How on earth is a geo domain relevant to anything we're talking about?
 
I suppose it wouldn't matter actually, I'm just demonstrating domain credibility for getting people through the door.

Its seems you don't have much success with some better domains you have tried to develop, your saying it made no difference to your success or failure?

I'm saying it's about choosing the right domain for the right situation.

London.co.uk - great domain for a geo site, cityoflondon.co.uk, perhaps not
CarRentals.co.uk - great domain for a comparison site, awful for a car rental company

... and so on.

The initial point I made as if I was starting a business, selling a product or service, day one there is a hell of a lot of factors I'd look for than being solely concerned with having a domain that match my product or service exactly and when comparing all those factors, a domain such as lights.co.uk would not be anywhere near my first choice.
 
PianoLessons dot com

A good example of a service specific killer that really worked.

Priceless.
 
PianoLessons dot com

A good example of a service specific killer that really worked.

Priceless.

Can you explain?

When I type in piano lessons plus a place which I think most people looking for a music teacher would do I get lots of relevant sites with hardly a keyword to be seen in any domain?
 
Can you explain?

When I type in piano lessons plus a place which I think most people looking for a music teacher would do I get lots of relevant sites with hardly a keyword to be seen in any domain?

If I type pianolessons dot com I get the site.
If I type piano lessons into the major search engine it's on the front page.

this works perfectly for the site intentions.
 
Talk about clutching at straws :D There are always going to be examples of domains that work but it's about the majority and for the vast VAST majority these sort of domains will not work at all.

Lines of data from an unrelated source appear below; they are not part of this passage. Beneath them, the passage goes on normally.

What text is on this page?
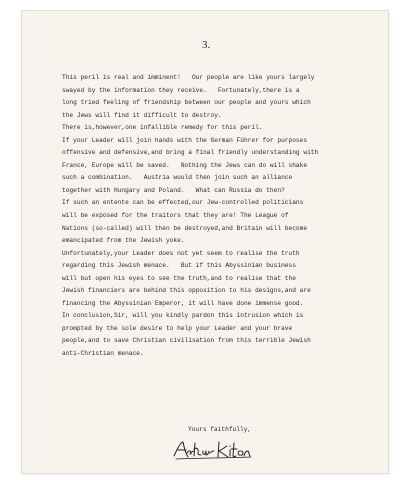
3.
This peril is real and imminent!   Our people are like yours largely
swayed by the information they receive.   Fortunately,there is a
long tried feeling of friendship between our people and yours which
the Jews will find it difficult to destroy.
There is,however,one infallible remedy for this peril.
If your Leader will join hands with the German Führer for purposes
offensive and defensive,and bring a final friendly understanding with
France, Europe will be saved.   Nothing the Jews can do will shake
such a combination.   Austria would then join such an alliance
together with Hungary and Poland.   What can Russia do then?
If such an entente can be effected,our Jew-controlled politicians
will be exposed for the traitors that they are! The League of
Nations (so-called) will then be destroyed,and Britain will become
emancipated from the Jewish yoke.
Unfortunately,your Leader does not yet seem to realise the truth
regarding this Jewish menace.   But if this Abyssinian business
will but open his eyes to see the truth,and to realise that the
Jewish financiers are behind this opposition to his designs,and are
financing the Abyssinian Emperor, it will have done immense good.
In conclusion,Sir, will you kindly pardon this intrusion which is
prompted by the sole desire to help your Leader and your brave
people,and to save Christian civilisation from this terrible Jewish
anti-Christian menace.
Yours faithfully,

I've got .org.uk that still rank but we're not all rushing to tell people to build on them are we.
 
Talk about clutching at straws :D There are always going to be examples of domains that work but it's about the majority and for the vast VAST majority these sort of domains will not work at all. I've got .org.uk that still rank but we're not all rushing to tell people to build on them are we.

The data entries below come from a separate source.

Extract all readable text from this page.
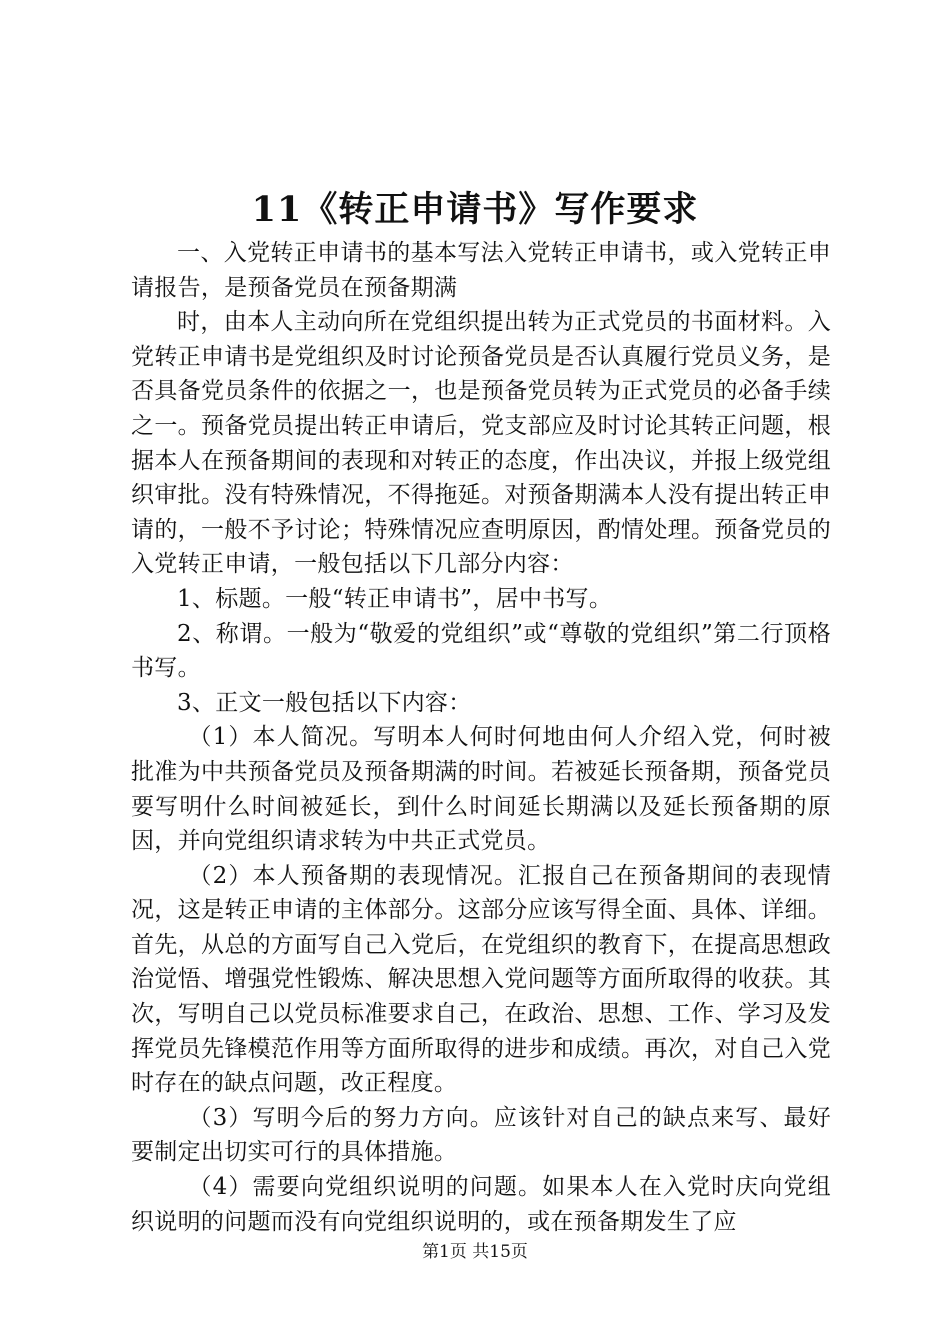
11《转正申请书》写作要求

一、入党转正申请书的基本写法入党转正申请书，或入党转正申请报告，是预备党员在预备期满

时，由本人主动向所在党组织提出转为正式党员的书面材料。入党转正申请书是党组织及时讨论预备党员是否认真履行党员义务，是否具备党员条件的依据之一，也是预备党员转为正式党员的必备手续之一。预备党员提出转正申请后，党支部应及时讨论其转正问题，根据本人在预备期间的表现和对转正的态度，作出决议，并报上级党组织审批。没有特殊情况，不得拖延。对预备期满本人没有提出转正申请的，一般不予讨论；特殊情况应查明原因，酌情处理。预备党员的入党转正申请，一般包括以下几部分内容：

1、标题。一般“转正申请书”，居中书写。

2、称谓。一般为“敬爱的党组织”或“尊敬的党组织”第二行顶格书写。

3、正文一般包括以下内容：

（1）本人简况。写明本人何时何地由何人介绍入党，何时被批准为中共预备党员及预备期满的时间。若被延长预备期，预备党员要写明什么时间被延长，到什么时间延长期满以及延长预备期的原因，并向党组织请求转为中共正式党员。

（2）本人预备期的表现情况。汇报自己在预备期间的表现情况，这是转正申请的主体部分。这部分应该写得全面、具体、详细。首先，从总的方面写自己入党后，在党组织的教育下，在提高思想政治觉悟、增强党性锻炼、解决思想入党问题等方面所取得的收获。其次，写明自己以党员标准要求自己，在政治、思想、工作、学习及发挥党员先锋模范作用等方面所取得的进步和成绩。再次，对自己入党时存在的缺点问题，改正程度。

（3）写明今后的努力方向。应该针对自己的缺点来写、最好要制定出切实可行的具体措施。

（4）需要向党组织说明的问题。如果本人在入党时庆向党组织说明的问题而没有向党组织说明的，或在预备期发生了应

第1页 共15页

It was simply an example, it was not really meant to prove a point.
Your argument centres around SEO , it obviously has merit, I don't think anyone is saying it doesn't.

The fact I'm pressing is the value of certain domains with or without ranking, if they rank well then that's the icing on the cake.

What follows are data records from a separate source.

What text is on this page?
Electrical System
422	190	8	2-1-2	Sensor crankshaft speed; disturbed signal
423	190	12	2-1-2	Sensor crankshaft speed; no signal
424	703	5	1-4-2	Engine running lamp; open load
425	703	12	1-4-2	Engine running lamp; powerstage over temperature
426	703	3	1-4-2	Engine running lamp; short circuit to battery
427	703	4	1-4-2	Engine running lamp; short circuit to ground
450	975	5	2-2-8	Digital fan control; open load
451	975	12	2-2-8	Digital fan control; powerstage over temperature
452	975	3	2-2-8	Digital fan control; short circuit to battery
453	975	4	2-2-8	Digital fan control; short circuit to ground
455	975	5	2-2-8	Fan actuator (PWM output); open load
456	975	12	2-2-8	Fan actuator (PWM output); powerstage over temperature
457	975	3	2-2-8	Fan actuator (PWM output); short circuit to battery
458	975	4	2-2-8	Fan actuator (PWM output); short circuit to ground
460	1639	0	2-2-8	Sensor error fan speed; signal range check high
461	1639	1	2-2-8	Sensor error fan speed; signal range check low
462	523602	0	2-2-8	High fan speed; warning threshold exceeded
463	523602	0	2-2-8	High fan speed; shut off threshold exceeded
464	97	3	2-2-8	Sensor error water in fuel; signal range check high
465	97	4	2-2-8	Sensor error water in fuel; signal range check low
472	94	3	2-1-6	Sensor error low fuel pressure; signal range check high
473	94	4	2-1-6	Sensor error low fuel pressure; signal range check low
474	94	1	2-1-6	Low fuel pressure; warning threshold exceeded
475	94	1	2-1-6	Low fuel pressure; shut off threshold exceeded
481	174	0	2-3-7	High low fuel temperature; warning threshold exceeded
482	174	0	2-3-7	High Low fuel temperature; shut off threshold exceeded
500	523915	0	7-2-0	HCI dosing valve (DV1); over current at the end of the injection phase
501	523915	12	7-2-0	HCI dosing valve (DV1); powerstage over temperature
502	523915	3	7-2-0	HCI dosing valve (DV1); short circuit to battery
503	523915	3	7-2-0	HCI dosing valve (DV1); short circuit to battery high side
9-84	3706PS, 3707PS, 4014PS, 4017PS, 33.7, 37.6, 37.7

I have to say there has been an impressive degree of decorum within this thread, makes it a pleasure to follow and participate.
 
I agree a lot of the points I make refer to SEO in some form or another but the two, particularly in recent years are becoming extremely intertwined. What is good in terms of brand recognition in the "real world" is exactly what Google are using as the basis of their algorithm post Penguin. Ranking brands based on who is talking about them and who is searching for them along with how good a match the result is to the subject at hand based on shares/time on page and so on. All of these metrics would apply to the offline world too, a good brand would be one that people look for and talk about and so on.

In order to acheieve a good brand, aside from the obvious of providing a good service is you need to have a clear, uniform brand across all the platforms that people use to find you. Your brand when access via the high street, google, twitter, facebook or even word of mouth has to be consistent. It needs to be a brand which when people talk about it, it's instantly recognisable and accredited to you. The lights.co.uk example leaves so much room for confusion/error and general loss of important metrics on these front which by far outweigh the positive of owning what we all know as "a good domain". That's all I'm saying.

If you're building a business or even solely an online business, you just have to look past the domain. It's becoming less and less important and the factors that made it important are slowly dwindling away.
 
It could equally be argued that the more difficult and expensive it becomes to rank a site the more valuable a domain with easy recall and recognisable content becomes.